It’s a good day today. A very good day.
Last night my Shawn, in typical Shawn fashion, got up out of bed and tried to walk to his bathroom. Luckily his nurse caught him before he hurt himself or keeled over and got him to lie back down. It’s so him to try to jump the gun and do things before he’s ready. He’s a warrior.
That being said, I have excellent news to report today. Shawn has been officially taken off the critical list. His heart is functioning at about 2/3’s, which, after the ordeal it just went through is nothing short of miraculous. He’s been able to sit up, talk a bit, ask for me and the kids by name and, in other typically Shawn fashion, told his night nurse to f-off last night when she tried to suction his chest.
I can’t express how amazing it is to go into his room now and see his eyes, focused and alert, find mine and to see him raise his hand for me to hold it. To hear him say to me “don’t go” when I have to leave the room or go home for a while. Just writing that here makes me tear up with joy.

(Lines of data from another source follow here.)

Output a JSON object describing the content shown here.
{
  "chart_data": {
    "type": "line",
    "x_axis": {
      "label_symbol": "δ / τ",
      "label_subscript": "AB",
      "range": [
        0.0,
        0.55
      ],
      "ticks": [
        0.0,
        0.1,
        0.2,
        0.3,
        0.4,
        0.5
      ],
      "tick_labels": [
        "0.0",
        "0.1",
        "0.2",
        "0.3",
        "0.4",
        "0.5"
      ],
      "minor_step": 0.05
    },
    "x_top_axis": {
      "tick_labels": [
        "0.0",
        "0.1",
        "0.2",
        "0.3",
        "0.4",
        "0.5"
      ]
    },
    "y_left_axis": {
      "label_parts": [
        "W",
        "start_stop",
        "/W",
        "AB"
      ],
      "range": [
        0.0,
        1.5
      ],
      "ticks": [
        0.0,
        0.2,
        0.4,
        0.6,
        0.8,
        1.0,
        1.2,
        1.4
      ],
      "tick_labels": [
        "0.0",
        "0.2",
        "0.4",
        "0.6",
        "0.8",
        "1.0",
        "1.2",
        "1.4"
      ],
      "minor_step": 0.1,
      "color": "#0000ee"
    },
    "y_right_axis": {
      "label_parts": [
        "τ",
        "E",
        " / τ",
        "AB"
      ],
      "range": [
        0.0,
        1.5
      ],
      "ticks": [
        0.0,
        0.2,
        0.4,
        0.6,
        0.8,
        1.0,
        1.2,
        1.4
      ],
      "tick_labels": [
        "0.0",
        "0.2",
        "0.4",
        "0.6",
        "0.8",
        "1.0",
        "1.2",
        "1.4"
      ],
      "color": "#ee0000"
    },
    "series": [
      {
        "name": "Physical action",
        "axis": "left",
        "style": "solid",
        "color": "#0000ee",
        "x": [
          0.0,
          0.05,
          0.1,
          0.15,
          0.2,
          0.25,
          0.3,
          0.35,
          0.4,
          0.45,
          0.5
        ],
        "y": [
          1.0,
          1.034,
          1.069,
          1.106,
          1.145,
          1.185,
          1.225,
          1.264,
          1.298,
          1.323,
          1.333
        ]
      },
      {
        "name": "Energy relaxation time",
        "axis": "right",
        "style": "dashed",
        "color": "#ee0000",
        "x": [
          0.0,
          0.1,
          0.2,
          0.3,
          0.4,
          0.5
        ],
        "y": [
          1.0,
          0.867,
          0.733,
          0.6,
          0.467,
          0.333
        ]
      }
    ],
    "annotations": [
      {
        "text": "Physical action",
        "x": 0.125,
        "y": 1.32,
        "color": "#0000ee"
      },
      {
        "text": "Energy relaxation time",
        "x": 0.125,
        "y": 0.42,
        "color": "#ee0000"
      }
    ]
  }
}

It’s no secret that I’ve made my mistakes where he is concerned over the years. Goodness knows I’ve beaten myself up about it enough over the past five days (has it only been five days, feels like the world stopped). But, if ever I needed a reminder of just how much I love this man, I have it now in spades. He is the story of my life. I know every single part of him and he knows me better and more deeply than anyone ever has or ever will. He never once gave up on me, through everything we’ve been through, and I will not give up on him.
It feels like we’ve turned a corner. The kids are back to bickering, we’re all tired and we just want our Shawn to come home.
The love. Oh my goodness the love from everyone, everywhere. Angela, thank you for keeping his old team at Transfreight informed. I told him what “Patch” said last night and he smiled. Pat, Bonnie, Jd, you haven’t worked together in so long, but I feel the love. I truly do.
Greig, Alex, Alex, Steph, Linda and all the old theatre friends I feel your love too and your words to me have meant so much. My CGG’s. My love for you knows NO BOUNDS. All your comments and messages have been my saving grace at night when I come home. I count myself lucky to have friends like you all. The people at my old job at Talon, Lori, Tammy – thank you for the care package. Thanks to you even though our hours are weird, we’ve all been eating meals.
Shawn’s current team at RST/Sunbury. I don’t even know if any of you read this, but damn you guys. He loves his work and his team so much, you’re all like a second family to him and it shows because the support we’ve had has been unparalleled.
To all my and Shawn’s extended family who’ve also been sending me messages, I may not always answer them, but I read them all and I tell him at night. We are truly blessed.
I am at home for a bit right now but the kids and I will be back at the hospital in a few hours to chat with Dad. We’re such a strong family. I’ve never believed it more.
Keep your prayers and positive thoughts coming. I hope within the next day or two, I can put up a post straight from the Big Guy’s mouth to you. He sure appreciates everyone. And yes, Sarah, he’ll take that sponge bath, even if it comes with an ass-kicking for scaring us all so bad.